Network-Building: Sustaining gains through multi-stakeholder partnerships
The third and last component of the project focused on attaining project sustainability through linkages and resource mobilization. Several institutions from academia, government and civil society became project partners. Students taking their Civic Welfare Training Service (CWTS) from the University of the Philippines College of Architecture (UPCA) and School of Economics (UPSE) in Diliman, Quezon City provided remote assistance by raising funds for the community-based project proposals they co-developed with the residents and by designing community facilities such as vertical gardens and food production areas. On the side of the government, the Office of City Councilor Librado and the Department of Agriculture facilitated a hands-on training series on urban gardening attended by the residents and distributed seeds as capital for their livelihood recovery, respectively.

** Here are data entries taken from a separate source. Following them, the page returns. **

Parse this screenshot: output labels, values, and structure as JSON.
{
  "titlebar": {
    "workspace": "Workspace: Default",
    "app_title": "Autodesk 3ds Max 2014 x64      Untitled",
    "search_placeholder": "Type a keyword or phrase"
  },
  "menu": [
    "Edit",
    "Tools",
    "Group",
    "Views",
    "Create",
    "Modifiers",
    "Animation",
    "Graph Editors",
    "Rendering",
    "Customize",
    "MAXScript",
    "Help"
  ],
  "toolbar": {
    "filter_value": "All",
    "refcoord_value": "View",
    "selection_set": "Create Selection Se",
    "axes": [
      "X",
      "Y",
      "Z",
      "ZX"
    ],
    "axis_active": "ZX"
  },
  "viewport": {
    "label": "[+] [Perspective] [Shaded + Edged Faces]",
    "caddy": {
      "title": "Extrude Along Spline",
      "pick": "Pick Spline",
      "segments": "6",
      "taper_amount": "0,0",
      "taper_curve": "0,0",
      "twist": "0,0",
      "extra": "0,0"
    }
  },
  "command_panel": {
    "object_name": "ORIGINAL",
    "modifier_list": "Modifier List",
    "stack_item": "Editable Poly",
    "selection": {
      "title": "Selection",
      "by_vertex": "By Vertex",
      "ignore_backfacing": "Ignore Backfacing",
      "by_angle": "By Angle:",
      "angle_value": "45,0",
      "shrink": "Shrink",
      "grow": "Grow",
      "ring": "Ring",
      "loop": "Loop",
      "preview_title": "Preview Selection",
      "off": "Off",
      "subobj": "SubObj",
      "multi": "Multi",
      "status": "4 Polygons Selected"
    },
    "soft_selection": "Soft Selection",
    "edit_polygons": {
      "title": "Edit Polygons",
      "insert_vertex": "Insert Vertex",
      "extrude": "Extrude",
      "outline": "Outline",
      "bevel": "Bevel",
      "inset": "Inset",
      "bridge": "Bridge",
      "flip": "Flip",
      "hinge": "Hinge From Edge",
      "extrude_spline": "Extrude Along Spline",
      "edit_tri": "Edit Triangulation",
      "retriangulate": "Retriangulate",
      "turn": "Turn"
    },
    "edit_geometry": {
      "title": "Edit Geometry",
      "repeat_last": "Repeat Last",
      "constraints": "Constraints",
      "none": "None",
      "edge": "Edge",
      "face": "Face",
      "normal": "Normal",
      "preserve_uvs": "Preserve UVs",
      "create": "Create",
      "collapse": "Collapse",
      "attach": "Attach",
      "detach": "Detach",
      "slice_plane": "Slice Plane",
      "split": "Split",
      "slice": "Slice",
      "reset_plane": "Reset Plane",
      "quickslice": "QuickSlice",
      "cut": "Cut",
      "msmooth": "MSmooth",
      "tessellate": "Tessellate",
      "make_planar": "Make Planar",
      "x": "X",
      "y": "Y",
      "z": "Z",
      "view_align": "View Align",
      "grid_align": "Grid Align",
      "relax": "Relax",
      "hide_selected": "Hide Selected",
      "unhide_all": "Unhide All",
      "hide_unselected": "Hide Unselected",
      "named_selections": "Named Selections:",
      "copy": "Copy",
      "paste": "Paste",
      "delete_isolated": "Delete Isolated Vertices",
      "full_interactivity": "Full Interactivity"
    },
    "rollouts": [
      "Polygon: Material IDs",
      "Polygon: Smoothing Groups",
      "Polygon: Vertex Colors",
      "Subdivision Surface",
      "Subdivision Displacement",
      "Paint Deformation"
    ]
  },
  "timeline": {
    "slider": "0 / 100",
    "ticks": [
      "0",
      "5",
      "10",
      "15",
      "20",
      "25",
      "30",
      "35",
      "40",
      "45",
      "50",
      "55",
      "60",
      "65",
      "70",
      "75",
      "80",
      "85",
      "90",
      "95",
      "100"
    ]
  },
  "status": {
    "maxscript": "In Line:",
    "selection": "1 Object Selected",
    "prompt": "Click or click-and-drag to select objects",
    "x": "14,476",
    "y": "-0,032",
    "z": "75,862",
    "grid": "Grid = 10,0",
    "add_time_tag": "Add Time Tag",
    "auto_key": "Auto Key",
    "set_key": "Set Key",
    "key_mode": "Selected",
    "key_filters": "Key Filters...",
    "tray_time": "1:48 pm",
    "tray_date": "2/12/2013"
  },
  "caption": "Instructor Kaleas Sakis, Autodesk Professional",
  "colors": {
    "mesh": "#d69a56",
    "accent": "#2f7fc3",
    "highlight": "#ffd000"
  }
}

Unemployment survey and livelihood planning sessions were then administered by the HPFPI through funding assistance from the Slum Dwellers International (SDI) and Cities Alliance.
For HPFPI Davao Regional Coordinator Janeth Mandin, “Co-creation means forming linkages and working together with various sectors as a strategy to complement knowledge, expertise, and resources — all in the name of attaining the shared goal of inclusive development.”